Under kernel 4.1.2 the device wakes up from suspend as it used to. So we have a regression. (In reply to Aaron Lu from comment #111) > > Is it possible to get rid of the broadcom SDIO wifi driver when testing > freeze/resume? Will it suffice to blacklist brcmfmac? As for the git binsearch, this is maybe not the most efficient way, but it'll be feasible. There are Ubuntu builds for almost all 4.x kernel releases here: http://kernel.ubuntu.com/~kernel-ppa/mainline/
(In reply to Marcin Mielniczuk from comment #112) > Under kernel 4.1.2 the device wakes up from suspend as it used to. So we > have a regression. > > (In reply to Aaron Lu from comment #111) > > > > Is it possible to get rid of the broadcom SDIO wifi driver when testing > > freeze/resume? > > Will it suffice to blacklist brcmfmac? I think so, or you can also blacklist the sdio host controller driver, something like sdhci_acpi I guess. > > As for the git binsearch, this is maybe not the most efficient way, but > it'll be feasible. There are Ubuntu builds for almost all 4.x kernel > releases here: http://kernel.ubuntu.com/~kernel-ppa/mainline/ This is not enough to get the bad commit, only the first bad kernel version.
When I blacklisted sdhci_acpi, the system gets stuck in initramfs. I blacklisted brcmfmac, but the problem suspend persists.
I forgot about nomodeset then. Now with modprobe.blacklist=brcmfmac nomodeset, I called the command from tty1. After issuing it, I get a blank tty with a single underscore. I can freely switch ttys 1-6. I can see everything I typed into tty1. As soon as I enter tty7, I get a black screen forever. Reisub still responds.
(In reply to Marcin Mielniczuk from comment #114) > When I blacklisted sdhci_acpi, the system gets stuck in initramfs.

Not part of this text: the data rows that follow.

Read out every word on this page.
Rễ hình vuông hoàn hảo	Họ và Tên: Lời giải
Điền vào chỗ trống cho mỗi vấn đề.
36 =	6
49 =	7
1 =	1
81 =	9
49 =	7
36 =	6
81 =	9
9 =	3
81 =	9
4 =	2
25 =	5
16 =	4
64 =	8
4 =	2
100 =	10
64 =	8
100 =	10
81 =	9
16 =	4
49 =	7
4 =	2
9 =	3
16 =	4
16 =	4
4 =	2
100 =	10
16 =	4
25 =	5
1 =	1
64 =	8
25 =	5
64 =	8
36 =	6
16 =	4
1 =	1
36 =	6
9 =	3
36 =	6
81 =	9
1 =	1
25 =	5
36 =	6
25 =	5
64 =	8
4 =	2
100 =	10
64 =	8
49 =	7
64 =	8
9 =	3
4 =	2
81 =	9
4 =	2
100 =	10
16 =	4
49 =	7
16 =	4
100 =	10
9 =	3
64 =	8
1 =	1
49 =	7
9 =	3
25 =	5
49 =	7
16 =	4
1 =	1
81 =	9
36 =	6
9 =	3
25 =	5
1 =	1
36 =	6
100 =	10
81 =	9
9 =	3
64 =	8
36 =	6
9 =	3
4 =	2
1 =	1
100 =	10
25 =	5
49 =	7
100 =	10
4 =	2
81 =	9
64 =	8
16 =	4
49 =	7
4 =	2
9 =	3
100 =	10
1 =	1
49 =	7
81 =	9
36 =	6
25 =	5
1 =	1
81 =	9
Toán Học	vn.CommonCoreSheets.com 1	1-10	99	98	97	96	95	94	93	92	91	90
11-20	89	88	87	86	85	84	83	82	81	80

I > blacklisted brcmfmac, but the problem suspend persists. My bad, I just realized the MMC storage, where the roofs lives, is also on sdhci host controller.
Aaron, since there were no new ideas from you, I tested two kernel versions. 4.4.0 is good 4.5.0 is tainted This may help make some hypotheses. I'll test 4.4.7 today and report back.
Thanks for the test, I do not have any idea what could be the cause for the freeze failure. I guess 4.4.7 still works, since stable kernel doesn't pick major changes normally. To know the exact commit that breaks freeze, only git bisect is possible I'm afraid.
Ok, so I'll test the last from the 4.4.x series. Can you take a look at the commits which enter kernel 4.5? Maybe you'll find something possibly related?
A small note: after `echo freeze` on 4.5+ I can still type into the tty!
(and ctrl+alt+del doesn't cause a reboot, reisub is needed)
(In reply to Marcin Mielniczuk from comment #119) > Ok, so I'll test the last from the 4.4.x series. > > Can you take a look at the commits which enter kernel 4.5? Maybe you'll find > something possibly related? It doesn't seem possible, there are too many commits for a release: [aaron@aaronlu linux]$ git log --no-merges v4.4..v4.5 |grep ^commit |wc -l 12080 Looking for a single subsystem may be possible, but we do not know which subsystem(e.g. gpu driver, wifi driver, etc.) makes the freeze fail yet.
Can you give me the lo and hi for the git binsearch?
v4.4 is the good(lo) one and v4.5 is the bad(hi) one. You can start by: $ git bisect start $ git bisect good v4.4 $ git bisect bad v4.5
Sorry that I reply after such a long time. I started bisecting, but until I finished, I had to move to another city and don't have physical access to the machine anymore. I guess I won't be of much use anymore. Sorry.
okay. Bug closed. Please feel free to reopen it if you can provide the bisect result.